3.3. [gedaagde] verweert zich met de stelling dat in het verzoekschrift is verwezen naar een onjuiste procedure. Verwezen had moeten worden naar de procedure die reeds eerder door [gedaagde] aanhangig is gemaakt en waarin het gerechtshof te ’s-Hertogenbosch op 5 april 2005 een arrest heeft gewezen. [gedaagde] stelt zich op het standpunt dat het enkele feit dat in het verzoekschrift is verwezen naar een onjuiste procedure niet met zich brengt dat de beslagen dienen te worden opgeheven, temeer nu blijkt dat [gedaagde] een vorderingsrecht heeft op Wiener.

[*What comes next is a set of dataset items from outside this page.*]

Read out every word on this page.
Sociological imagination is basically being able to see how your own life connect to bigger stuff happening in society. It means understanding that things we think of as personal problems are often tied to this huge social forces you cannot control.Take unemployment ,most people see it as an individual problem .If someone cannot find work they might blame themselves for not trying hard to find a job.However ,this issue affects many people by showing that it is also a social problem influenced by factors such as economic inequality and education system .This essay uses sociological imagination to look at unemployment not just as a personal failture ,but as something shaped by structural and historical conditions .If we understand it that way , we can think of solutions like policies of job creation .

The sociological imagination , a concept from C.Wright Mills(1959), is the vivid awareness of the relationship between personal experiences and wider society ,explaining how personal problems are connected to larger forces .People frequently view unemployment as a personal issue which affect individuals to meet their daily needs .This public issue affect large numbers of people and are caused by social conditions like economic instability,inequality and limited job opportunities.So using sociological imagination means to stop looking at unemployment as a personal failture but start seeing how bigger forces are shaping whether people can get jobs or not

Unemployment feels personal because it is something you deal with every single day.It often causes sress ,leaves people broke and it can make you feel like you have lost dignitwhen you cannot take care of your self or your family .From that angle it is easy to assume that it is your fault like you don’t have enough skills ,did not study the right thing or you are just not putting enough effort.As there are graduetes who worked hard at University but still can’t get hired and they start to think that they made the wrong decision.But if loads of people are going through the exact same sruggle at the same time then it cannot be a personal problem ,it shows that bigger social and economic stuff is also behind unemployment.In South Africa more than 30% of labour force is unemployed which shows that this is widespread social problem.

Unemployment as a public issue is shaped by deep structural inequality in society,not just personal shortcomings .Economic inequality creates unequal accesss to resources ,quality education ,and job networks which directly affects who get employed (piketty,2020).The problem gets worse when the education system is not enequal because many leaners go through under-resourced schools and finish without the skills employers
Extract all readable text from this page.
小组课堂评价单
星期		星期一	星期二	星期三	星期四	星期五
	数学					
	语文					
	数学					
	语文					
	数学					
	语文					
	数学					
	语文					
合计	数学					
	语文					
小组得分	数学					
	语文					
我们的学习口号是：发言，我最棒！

3.4. Voorafgaand aan de beantwoording van de vraag of het beslag kan worden opgeheven dient eerst te worden beantwoord de vraag of er rechtsgeldig beslag is gelegd.
Uit artikel 700, derde lid, Rv volgt dat in het geval er nog geen eis in de hoofdzaak is ingesteld, het verlof tot het leggen van beslag wordt verleend onder de voorwaarde dat het indienen daarvan geschiedt binnen een door de voorzieningenrechter te bepalen termijn van tenminste acht dagen na het beslag. Overschrijding van deze termijn doet het beslag vervallen.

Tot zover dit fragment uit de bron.